Ultrasound scanning involves passing high frequency sound waves into the area through an ultrasound probe. These waves bounce off internal structures producing an echo which is translated into images. They can be helpful for identifying issues with soft tissues such as muscles, tendons or ligaments such as tears or areas of calcification.They can also identifying areas which are inflamed and filled with excess fluid (e.g. inflamed bursae).

X-Ray

X-ray machines emits electromagnetic x-ray beams (a form of ionising radiation) that pass through the body. Dense tissues such as bone absorb more X-rays and appear white on the resulting image, whereas x-rays pass more freely through softer tissues and these show up as various shades of gray.
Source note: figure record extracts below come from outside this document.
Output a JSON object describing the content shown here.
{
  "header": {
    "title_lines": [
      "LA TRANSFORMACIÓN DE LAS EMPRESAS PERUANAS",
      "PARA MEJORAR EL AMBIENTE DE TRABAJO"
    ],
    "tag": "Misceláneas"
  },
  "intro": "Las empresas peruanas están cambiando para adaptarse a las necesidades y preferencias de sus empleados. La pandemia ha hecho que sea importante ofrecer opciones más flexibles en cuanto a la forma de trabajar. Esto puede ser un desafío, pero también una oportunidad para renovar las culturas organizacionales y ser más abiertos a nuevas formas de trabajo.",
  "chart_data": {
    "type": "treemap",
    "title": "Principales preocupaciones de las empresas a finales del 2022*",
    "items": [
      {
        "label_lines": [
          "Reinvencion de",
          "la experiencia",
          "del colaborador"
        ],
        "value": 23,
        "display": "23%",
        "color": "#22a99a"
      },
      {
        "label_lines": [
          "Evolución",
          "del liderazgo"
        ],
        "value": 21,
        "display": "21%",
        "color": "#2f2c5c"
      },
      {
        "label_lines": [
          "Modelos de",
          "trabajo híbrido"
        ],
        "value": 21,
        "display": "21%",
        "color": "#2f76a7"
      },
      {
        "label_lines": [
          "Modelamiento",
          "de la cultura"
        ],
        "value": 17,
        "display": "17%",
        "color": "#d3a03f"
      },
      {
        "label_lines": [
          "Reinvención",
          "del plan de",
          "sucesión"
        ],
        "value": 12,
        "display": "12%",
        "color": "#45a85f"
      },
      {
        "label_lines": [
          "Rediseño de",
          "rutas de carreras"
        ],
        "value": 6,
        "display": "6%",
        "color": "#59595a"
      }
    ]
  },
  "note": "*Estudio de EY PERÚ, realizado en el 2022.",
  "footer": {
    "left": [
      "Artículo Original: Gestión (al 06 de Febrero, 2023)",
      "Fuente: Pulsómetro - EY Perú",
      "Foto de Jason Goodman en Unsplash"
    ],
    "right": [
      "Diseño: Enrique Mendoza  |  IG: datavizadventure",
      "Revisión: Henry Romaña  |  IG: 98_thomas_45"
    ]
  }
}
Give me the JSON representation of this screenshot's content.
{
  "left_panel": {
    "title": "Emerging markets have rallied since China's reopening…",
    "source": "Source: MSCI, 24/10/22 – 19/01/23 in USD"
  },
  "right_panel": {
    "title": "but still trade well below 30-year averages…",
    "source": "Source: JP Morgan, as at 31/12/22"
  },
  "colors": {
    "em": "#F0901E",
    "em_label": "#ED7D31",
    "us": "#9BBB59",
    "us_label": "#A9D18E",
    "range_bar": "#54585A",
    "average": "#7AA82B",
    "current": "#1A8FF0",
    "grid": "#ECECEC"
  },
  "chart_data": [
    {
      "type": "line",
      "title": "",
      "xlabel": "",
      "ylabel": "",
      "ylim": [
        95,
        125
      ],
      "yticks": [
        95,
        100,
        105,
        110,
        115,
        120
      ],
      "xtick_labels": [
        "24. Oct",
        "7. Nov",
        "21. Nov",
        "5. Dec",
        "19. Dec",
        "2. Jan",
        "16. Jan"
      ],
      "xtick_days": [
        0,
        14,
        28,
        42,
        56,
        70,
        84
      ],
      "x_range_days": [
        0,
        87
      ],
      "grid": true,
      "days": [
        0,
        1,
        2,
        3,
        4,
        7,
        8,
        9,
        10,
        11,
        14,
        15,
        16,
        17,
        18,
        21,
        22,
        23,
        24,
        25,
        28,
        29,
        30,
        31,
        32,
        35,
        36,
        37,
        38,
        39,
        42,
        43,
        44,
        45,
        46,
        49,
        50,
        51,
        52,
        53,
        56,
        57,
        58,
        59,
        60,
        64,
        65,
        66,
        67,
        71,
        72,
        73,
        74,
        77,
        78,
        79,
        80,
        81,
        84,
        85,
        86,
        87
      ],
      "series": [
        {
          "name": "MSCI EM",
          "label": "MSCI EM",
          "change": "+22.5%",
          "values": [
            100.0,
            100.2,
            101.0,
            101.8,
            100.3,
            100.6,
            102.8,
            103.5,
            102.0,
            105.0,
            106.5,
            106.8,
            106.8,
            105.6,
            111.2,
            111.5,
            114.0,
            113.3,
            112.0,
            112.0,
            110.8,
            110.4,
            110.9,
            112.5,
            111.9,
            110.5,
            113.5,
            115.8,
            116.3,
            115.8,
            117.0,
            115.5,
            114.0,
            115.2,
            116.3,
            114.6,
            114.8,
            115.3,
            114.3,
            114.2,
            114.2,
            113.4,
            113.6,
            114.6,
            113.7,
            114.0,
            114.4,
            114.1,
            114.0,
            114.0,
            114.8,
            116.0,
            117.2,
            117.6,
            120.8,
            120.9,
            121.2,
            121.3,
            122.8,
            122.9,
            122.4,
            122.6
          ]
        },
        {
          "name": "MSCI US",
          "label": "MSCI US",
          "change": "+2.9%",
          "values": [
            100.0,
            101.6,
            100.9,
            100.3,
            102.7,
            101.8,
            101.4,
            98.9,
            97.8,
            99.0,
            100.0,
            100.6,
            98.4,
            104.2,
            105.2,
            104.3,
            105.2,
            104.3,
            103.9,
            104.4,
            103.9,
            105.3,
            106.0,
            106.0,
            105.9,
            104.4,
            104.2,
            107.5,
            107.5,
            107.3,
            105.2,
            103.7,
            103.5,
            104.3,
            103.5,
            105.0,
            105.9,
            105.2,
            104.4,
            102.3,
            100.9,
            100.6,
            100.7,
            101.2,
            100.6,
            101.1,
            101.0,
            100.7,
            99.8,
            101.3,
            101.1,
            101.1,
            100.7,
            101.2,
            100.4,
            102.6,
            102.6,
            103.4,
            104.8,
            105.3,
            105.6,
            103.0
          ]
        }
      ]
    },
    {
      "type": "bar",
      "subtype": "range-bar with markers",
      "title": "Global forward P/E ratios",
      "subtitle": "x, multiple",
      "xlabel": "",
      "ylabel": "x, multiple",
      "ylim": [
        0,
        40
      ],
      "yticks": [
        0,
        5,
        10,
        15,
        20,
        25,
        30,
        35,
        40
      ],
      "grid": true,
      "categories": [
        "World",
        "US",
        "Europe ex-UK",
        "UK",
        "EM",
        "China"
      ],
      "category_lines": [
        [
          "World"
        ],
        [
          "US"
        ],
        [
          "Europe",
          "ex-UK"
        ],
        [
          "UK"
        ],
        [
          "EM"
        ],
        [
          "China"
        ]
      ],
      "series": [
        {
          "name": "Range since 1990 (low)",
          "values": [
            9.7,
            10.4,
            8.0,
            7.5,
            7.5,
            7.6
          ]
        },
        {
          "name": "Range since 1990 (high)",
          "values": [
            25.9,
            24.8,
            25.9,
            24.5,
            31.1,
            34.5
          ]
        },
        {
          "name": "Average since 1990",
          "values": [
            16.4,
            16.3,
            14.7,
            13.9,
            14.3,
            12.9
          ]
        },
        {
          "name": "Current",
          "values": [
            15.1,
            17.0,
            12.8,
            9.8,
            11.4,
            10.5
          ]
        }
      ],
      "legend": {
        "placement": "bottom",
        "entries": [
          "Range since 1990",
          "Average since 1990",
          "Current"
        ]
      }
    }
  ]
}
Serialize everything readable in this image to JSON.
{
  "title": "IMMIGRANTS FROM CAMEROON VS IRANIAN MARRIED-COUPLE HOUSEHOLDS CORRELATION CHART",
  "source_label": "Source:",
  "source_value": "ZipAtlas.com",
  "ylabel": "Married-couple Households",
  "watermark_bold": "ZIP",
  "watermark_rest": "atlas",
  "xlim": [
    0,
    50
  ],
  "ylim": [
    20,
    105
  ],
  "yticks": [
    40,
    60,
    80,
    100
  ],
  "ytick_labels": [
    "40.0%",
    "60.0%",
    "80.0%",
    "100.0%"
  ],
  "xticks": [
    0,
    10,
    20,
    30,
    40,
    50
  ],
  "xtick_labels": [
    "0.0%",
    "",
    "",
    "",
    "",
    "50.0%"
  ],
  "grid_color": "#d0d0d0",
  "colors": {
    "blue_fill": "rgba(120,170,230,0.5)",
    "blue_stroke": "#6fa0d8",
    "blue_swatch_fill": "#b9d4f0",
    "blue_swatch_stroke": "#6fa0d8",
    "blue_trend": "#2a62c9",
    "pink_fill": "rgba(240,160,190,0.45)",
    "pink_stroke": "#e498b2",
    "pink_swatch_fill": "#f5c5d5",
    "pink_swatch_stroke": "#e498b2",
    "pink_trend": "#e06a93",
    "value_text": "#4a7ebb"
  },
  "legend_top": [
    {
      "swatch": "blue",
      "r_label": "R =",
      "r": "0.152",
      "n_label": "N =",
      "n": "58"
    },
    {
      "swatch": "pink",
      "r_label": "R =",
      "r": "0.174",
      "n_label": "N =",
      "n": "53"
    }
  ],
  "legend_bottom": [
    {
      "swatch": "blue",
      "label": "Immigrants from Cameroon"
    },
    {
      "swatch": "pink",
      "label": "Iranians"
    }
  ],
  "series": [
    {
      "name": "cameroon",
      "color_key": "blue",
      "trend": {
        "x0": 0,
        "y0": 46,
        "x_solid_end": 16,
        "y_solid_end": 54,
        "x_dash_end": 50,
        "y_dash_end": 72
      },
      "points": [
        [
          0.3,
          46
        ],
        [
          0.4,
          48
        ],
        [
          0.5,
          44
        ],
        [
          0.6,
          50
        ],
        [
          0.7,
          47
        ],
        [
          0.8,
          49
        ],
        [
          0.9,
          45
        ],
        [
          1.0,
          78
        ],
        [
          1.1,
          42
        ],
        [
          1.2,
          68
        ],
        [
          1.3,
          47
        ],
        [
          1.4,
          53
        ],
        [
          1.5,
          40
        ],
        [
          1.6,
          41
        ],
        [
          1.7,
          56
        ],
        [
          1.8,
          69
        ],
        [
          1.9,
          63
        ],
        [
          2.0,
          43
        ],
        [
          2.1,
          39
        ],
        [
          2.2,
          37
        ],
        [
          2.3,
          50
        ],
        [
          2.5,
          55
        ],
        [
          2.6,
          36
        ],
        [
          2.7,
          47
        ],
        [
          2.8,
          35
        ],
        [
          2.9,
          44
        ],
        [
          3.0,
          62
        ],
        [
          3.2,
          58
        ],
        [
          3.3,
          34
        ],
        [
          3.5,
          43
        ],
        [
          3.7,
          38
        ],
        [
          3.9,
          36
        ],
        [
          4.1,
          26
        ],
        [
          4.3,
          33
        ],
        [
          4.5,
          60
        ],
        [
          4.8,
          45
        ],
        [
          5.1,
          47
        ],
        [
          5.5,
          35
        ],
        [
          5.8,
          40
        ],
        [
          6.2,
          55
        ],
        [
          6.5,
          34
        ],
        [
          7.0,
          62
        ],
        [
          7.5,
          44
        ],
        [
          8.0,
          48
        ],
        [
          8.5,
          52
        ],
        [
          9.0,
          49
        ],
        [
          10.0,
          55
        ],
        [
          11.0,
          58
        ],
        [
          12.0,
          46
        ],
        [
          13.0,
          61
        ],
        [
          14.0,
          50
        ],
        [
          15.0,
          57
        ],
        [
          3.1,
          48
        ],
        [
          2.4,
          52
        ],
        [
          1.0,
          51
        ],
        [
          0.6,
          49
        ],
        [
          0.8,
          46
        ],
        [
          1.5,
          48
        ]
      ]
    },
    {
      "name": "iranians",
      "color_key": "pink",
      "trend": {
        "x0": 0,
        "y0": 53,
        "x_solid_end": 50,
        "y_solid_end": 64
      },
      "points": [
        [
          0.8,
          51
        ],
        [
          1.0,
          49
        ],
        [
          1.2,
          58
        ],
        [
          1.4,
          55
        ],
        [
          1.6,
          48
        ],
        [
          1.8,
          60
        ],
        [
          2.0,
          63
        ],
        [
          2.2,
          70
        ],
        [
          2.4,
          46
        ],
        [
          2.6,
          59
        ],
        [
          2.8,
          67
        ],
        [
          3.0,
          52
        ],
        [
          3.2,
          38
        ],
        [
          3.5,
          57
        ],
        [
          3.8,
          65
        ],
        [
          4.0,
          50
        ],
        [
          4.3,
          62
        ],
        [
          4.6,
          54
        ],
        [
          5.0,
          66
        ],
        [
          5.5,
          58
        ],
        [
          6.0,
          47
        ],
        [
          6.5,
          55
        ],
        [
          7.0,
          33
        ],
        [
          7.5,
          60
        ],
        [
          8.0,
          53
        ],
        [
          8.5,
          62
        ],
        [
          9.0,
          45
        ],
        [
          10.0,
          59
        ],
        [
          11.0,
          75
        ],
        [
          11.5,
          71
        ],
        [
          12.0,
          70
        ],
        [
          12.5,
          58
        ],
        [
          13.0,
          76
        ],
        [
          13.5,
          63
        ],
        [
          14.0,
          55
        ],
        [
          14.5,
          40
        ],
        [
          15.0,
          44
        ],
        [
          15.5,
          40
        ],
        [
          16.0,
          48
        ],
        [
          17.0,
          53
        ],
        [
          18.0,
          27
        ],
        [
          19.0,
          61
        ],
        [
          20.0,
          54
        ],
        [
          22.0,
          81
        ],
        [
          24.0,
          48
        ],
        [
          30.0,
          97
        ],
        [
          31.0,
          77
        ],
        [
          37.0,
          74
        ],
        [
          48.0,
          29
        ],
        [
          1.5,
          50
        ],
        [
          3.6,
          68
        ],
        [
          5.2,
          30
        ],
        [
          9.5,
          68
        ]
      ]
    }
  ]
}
X-rays are helpful for identifying issues with bony structures such as fractures, deformities (such as cam or pincer deformities within a hip joint) and to assess how much joint space there is in an osteoarthritic joint.

MRI scan

Magnetic Resonance Imaging (MRI) scans use powerful magnets and radio waves together to produce lots of highly detailed images. They can often uncover structural abnormalities that other types of scans might miss. They produce very detailed images of soft tissues and can identify unhealthy areas within bone which may be missed on x-ray. They are usually the imaging of choice for identifying spinal pathology such as disc herniations or canal stenosis. Occasionally, a special type of MRI scan is requested which uses MRI alongside an injection of radio-opaque contrast dye to detect issues that might otherwise be difficult to see on an ordinary MRI scan. This special form of imaging is known as an MRI arthrogram. If for example, you have a shoulder injury and the clinician suspects that you have torn part of the cartilage within the shoulder joint (known as a SLAP lesion or labral tear) you will likely be referred for an MRI arthrogram. Since this technology uses very strong magnets, you may not be suitable for MRI if you have metal wires, devices or fragments in your body (e.g. pacemaker or defibrillator or metal shrapnell from a previous injury)

CT scan

CT scans use multiple x-ray images to build a more detailed picture, and thereby provide more 3D information than an ordinary x-ray. We don’t often request CT scans but these can on occasion be a helpful alternative where the patient needs an MRI scan but is unable to have one (for example, due to the incompatibility of a pacemaker).

Other Investigations

EMG / Nerve conduction Studies

An EMG and a nerve conduction study are tests which are typically performed at the same time. The EMG tests muscle function by measuring the electrical activity of muscles during rest (when the muscle is relaxed) and during contraction when the muscle is activated. A nerve conduction study on the other hand assesses the flow of electrical current through peripheral nerves before they reach the muscles. These tests can be useful if the clinician suspects some form of nerve damage due to injury or other underlying disease process.

Conclusion

An accurate diagnosis is about something more than just getting a scan—it requires a combination of history, examination, and sometimes targeted investigations. While imaging has its place, it should never replace a thorough clinical assessment. If you’re experiencing persistent pain or musculoskeletal issues, seek a specialist who will take the time to listen, examine, and only use further investigations when they are clinically necessary.

By understanding how diagnoses are made, you can be better informed and proactive about your health!